It is one of the major diseases of tomato known to occur in the wet tropics, subtropics and some temperate regions of the world.
The pathogen responsible for the disease is known as Ralstania solanacearum. The pathogen can also cause bacterial wilt in other crops including :
The disease is very prevalent during the rainy season but also thrives in excess moisture or humidity. The entry point for the pathogen into the plants is through wounds or cracks in the roots. Improper routine management practices such as careless treatment of seedlings during transplanting, cutting of roots when earthing up the plant and through insect or nematodes wound increase the rate of infection.
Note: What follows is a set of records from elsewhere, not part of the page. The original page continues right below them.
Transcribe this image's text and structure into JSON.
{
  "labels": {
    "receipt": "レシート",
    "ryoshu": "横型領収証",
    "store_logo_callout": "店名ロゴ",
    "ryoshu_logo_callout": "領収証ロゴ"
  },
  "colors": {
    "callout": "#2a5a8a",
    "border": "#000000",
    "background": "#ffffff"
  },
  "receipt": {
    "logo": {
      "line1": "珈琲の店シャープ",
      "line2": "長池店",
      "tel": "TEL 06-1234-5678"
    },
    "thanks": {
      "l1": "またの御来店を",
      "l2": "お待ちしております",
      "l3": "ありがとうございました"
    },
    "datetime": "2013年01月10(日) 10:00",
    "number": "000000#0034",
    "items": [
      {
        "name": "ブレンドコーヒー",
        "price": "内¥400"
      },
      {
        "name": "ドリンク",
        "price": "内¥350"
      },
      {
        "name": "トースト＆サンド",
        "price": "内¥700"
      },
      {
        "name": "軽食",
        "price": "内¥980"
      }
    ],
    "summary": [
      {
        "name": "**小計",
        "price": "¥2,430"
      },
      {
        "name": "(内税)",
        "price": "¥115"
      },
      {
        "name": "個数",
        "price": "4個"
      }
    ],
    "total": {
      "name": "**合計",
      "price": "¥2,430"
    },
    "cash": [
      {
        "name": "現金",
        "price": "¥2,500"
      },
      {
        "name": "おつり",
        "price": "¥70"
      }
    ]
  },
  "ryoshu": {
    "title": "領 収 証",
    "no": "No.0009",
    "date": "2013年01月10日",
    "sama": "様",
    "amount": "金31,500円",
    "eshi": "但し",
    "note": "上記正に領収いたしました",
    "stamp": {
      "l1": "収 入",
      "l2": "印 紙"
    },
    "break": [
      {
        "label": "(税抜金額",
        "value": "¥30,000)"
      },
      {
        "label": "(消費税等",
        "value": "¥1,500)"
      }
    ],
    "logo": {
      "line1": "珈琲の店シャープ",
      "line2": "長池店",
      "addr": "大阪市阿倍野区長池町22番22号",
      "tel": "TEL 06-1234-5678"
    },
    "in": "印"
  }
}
The first notable symptom of the wilt is drooping of leaves on the tomato plant during the hottest part of the day. This occurs after a period of 2-5 days from the day of the infection. The leaves lose turgor, wilt and become brown. In its early stages only one or half a leaflet may wilt and plants may appear to recover at night when the temperatures are cooler.
High temperatures and moisture offer good conditions for the pathogen. The disease spreads rapidly and the plant wilts entirely in a few days. Fruits usually develop watery spots which develop on upper half of fruit. Other symptoms to be noticed include stunted plants and necrosis of the leaf marginal. One way of identifying whether your plant is infected is by cutting a section of a clean stem and suspend it in a glass of water. If the plant is infected a stream of milky white bacterial cells will be observed flowing from the stem.
Control of the disease can be done through;
Crop rotation with crop of a different family from tomato
Use of pesticides. Pesticides available include; Mancozeb, Propineb, Chlorothalonil, Metalaxyl, Copper Oxychloride and Azoxystrobin.